SUNSHKUU Vous arrêtez la grève : les travailleurs de l'éducation n'ont pas intimidé même le conquérant serbe

Union unie de l'éducation, de la science et de la culture du Kosovo [La SBASK a annoncé que la grève se poursuivra dans toutes les institutions, jusqu'à ce qu'elle souligne que les travailleurs de l'éducation ne peuvent retirer quiconque de leur droit légalement garanti d'exprimer leur opposition par la grève légale sur la loi discriminatoire [...]

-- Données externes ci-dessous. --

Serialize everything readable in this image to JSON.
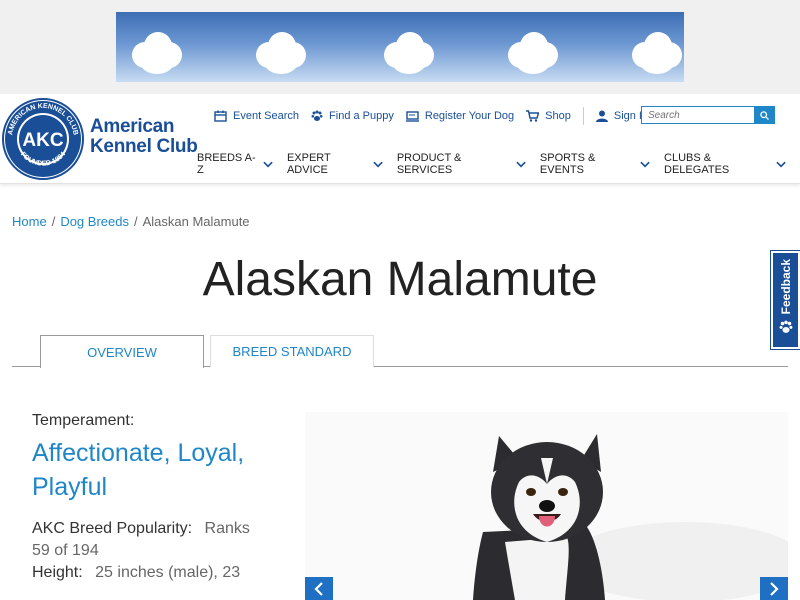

La SBASK affirme que la grève générale dans l'ensemble du système éducatif, à commencer par les nids, les établissements d'enseignement préuniversitaire et universitaire, se poursuivra dans les prochains jours jusqu'à ce que les institutions d'État ne rencontrent pas, comme on dit, “la demande légitime et juste du SBSF d'augmenter les quotas dans la masse salariale de 30 pour tous les employés de l'éducation du Kosovo”.
“Le SBASK a soigneusement transmis la situation dans tout le Kosovo pendant la grève et invite les institutions centrales et locales à intensifier leurs engagements pour répondre à la demande légitime de SBASK. Nous leur rappelons également d'abandonner les idées aux grévistes de pression parce qu'ils seront confrontés au droit et à la justice parce que notre grève est légitime, et la loi sur les grèves et les conventions internationales protège également ce droit. Les travailleurs de l'éducation n'ont pas été en mesure d'intimider et de retirer de leur mission sacrée, ni le conquérant serbe, malgré cette violence dans les années 90. Les travailleurs de l'éducation ne peuvent pas non plus aujourd'hui exclure de leur droit juridiquement garanti d'exprimer leur opposition par une grève légale contre la loi discriminatoire et dégradante sur les salaires. Nous ne demandons pas plus ou moins d'autres, et nous resterons donc fermes dans nos engagements et efforts pour mettre en œuvre la bonne demande de promotion d'au moins 30 % des employés dans l'ensemble du système éducatif”, dit le communiqué.
Le SBASK rapporte que demain le maire Beftman Jasharaj, avec certains membres du Conseil central de Gravis, restera à Mitrovica, Vushtrri et Obilic, pour négocier avec les grévistes.